Tuesday 14 June 2011

Creativity Starts With Rigour

How ‘flair’ at Four Seasons starts with ‘flow’

Ok, so I have a tough job!  I’m on our TopDog study tour and just spent the day in the Four Seasons hotel in San Francisco learning about how this famous old brand (they are 50 this year) keeps delivering legendary service and with such a personal and often imaginative touch.

The hotel business is a tough business – long hours, low pay, constant maintenance costs, increasingly demanding and last minute guests..… the list goes on.  Yet somehow the people at Four Seasons manage to ‘WOW’ as they say. 

One of our TopDog delegates showed me a photo he took of the logo of his football team that had been created with chocolates – it was on his desk in his room when he arrived.  Knocked him out. There are lots of little creative touches like that which add up to an experience people rave about. 

Here’s my diagnosis of how they deliver:

1.   Find people with in-built belief in generosity.  This is an upbringing thing – your parents taught it to you or they didn't.  Ask them to prove this by telling ‘service’ stories from the past – hard to fake.  Then induct them into the ‘Golden Rule’ – ‘treat others as you’d wish to be treated’.  The result is each hotel is an army of 300 – 400 believers.
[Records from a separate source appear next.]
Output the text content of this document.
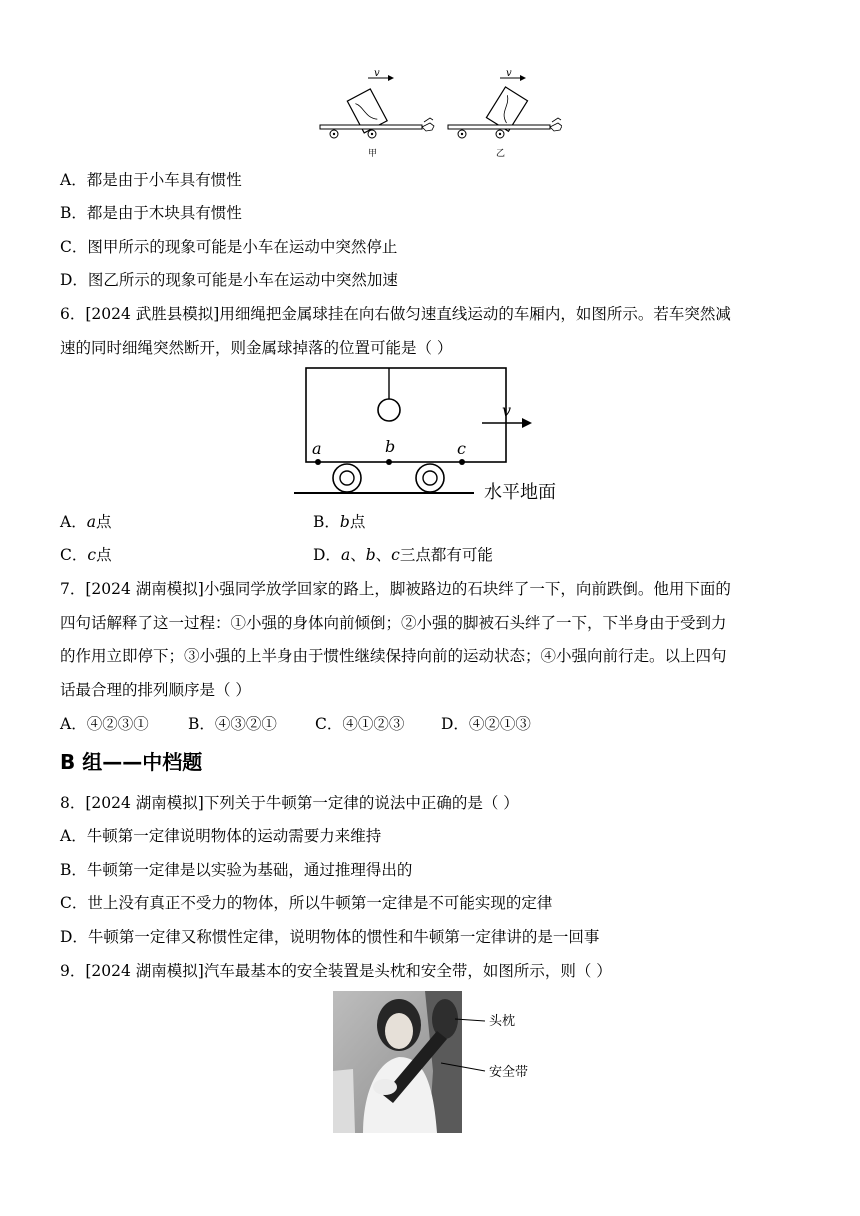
v
甲
v
乙
A．都是由于小车具有惯性
B．都是由于木块具有惯性
C．图甲所示的现象可能是小车在运动中突然停止
D．图乙所示的现象可能是小车在运动中突然加速
6．[2024 武胜县模拟]用细绳把金属球挂在向右做匀速直线运动的车厢内，如图所示。若车突然减
速的同时细绳突然断开，则金属球掉落的位置可能是（ ）
a	b	c
v
水平地面
A．a点	B．b点
C．c点	D．a、b、c三点都有可能
7．[2024 湖南模拟]小强同学放学回家的路上，脚被路边的石块绊了一下，向前跌倒。他用下面的
四句话解释了这一过程：①小强的身体向前倾倒；②小强的脚被石头绊了一下，下半身由于受到力
的作用立即停下；③小强的上半身由于惯性继续保持向前的运动状态；④小强向前行走。以上四句
话最合理的排列顺序是（ ）
A．④②③①	B．④③②① C．④①②③ D．④②①③
B 组——中档题
8．[2024 湖南模拟]下列关于牛顿第一定律的说法中正确的是（ ）
A．牛顿第一定律说明物体的运动需要力来维持
B．牛顿第一定律是以实验为基础，通过推理得出的
C．世上没有真正不受力的物体，所以牛顿第一定律是不可能实现的定律
D．牛顿第一定律又称惯性定律，说明物体的惯性和牛顿第一定律讲的是一回事
9．[2024 湖南模拟]汽车最基本的安全装置是头枕和安全带，如图所示，则（ ）
头枕
安全带
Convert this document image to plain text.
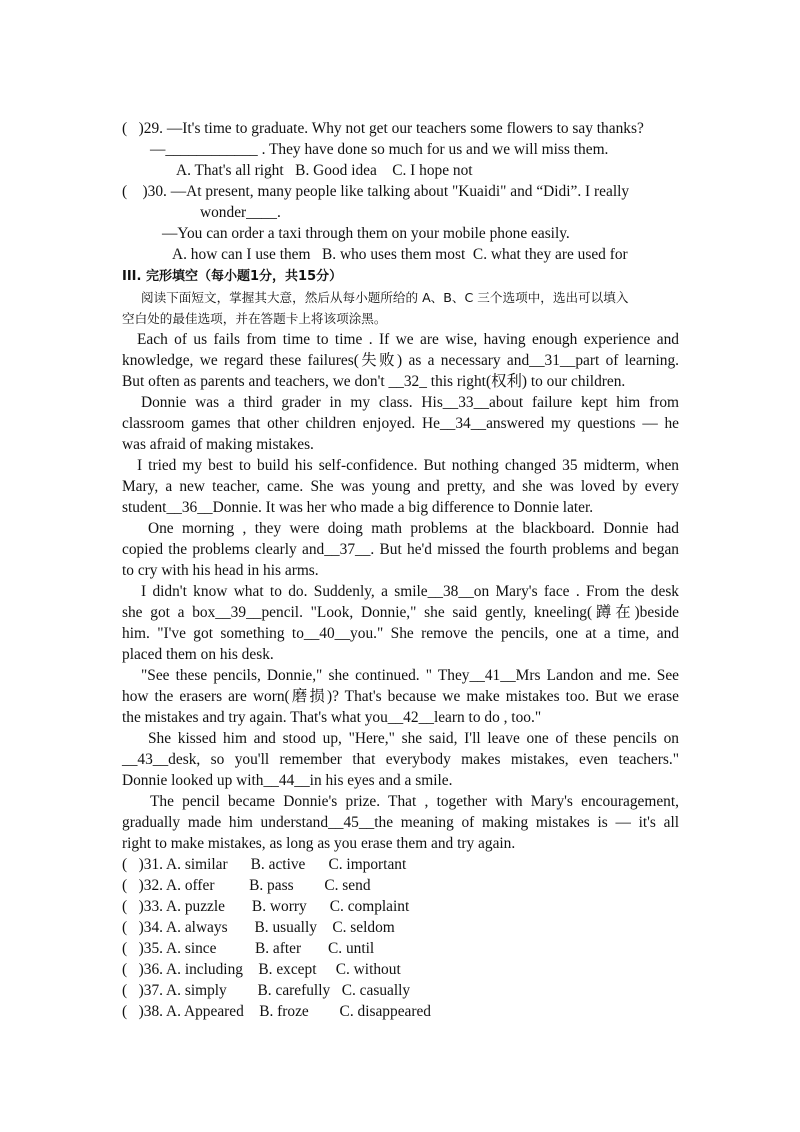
(   )29. —It's time to graduate. Why not get our teachers some flowers to say thanks?
—____________ . They have done so much for us and we will miss them.
A. That's all right   B. Good idea    C. I hope not
(    )30. —At present, many people like talking about "Kuaidi" and “Didi”. I really
wonder____.
—You can order a taxi through them on your mobile phone easily.
A. how can I use them   B. who uses them most  C. what they are used for
III. 完形填空（每小题1分，共15分）
阅读下面短文，掌握其大意，然后从每小题所给的 A、B、C 三个选项中，选出可以填入
空白处的最佳选项，并在答题卡上将该项涂黑。
Each of us fails from time to time . If we are wise, having enough experience and
knowledge, we regard these failures(失败) as a necessary and__31__part of learning.
But often as parents and teachers, we don't __32_ this right(权利) to our children.
Donnie was a third grader in my class. His__33__about failure kept him from
classroom games that other children enjoyed. He__34__answered my questions — he
was afraid of making mistakes.
I tried my best to build his self-confidence. But nothing changed 35 midterm, when
Mary, a new teacher, came. She was young and pretty, and she was loved by every
student__36__Donnie. It was her who made a big difference to Donnie later.
One morning , they were doing math problems at the blackboard. Donnie had
copied the problems clearly and__37__. But he'd missed the fourth problems and began
to cry with his head in his arms.
I didn't know what to do. Suddenly, a smile__38__on Mary's face . From the desk
she got a box__39__pencil. "Look, Donnie," she said gently, kneeling(蹲在)beside
him. "I've got something to__40__you." She remove the pencils, one at a time, and
placed them on his desk.
"See these pencils, Donnie," she continued. " They__41__Mrs Landon and me. See
how the erasers are worn(磨损)? That's because we make mistakes too. But we erase
the mistakes and try again. That's what you__42__learn to do , too."
She kissed him and stood up, "Here," she said, I'll leave one of these pencils on
__43__desk, so you'll remember that everybody makes mistakes, even teachers."
Donnie looked up with__44__in his eyes and a smile.
The pencil became Donnie's prize. That , together with Mary's encouragement,
gradually made him understand__45__the meaning of making mistakes is — it's all
right to make mistakes, as long as you erase them and try again.
(   )31. A. similar      B. active      C. important
(   )32. A. offer         B. pass        C. send
(   )33. A. puzzle       B. worry      C. complaint
(   )34. A. always       B. usually    C. seldom
(   )35. A. since          B. after       C. until
(   )36. A. including    B. except     C. without
(   )37. A. simply        B. carefully   C. casually
(   )38. A. Appeared    B. froze        C. disappeared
2.   Drill staff with ‘standards’ – 500 separate quality standards that make up a guest experience.  Apparently room service consists of 17 things to get right.  Note Four Seasons talk about Standards not Rules.  The difference is palpable.  And when I say ‘drill’ I mean role play, rehearsal, training, reviews, mystery shoppers….the approach is forensic.

3.   Promote competition.  The crew at Four Seasons are photographing and videoing everything and posting it so their colleagues within the hotels and across the chain get to try to do better.  With believers like this, peer recognition for working out a better way to turn down a bed, serve a cocktail or recognise a returning guest is key.

So by nailing the detail of the job Four Seasons actually liberate their people to try new stuff, to think for themselves.  Flow does indeed make flair!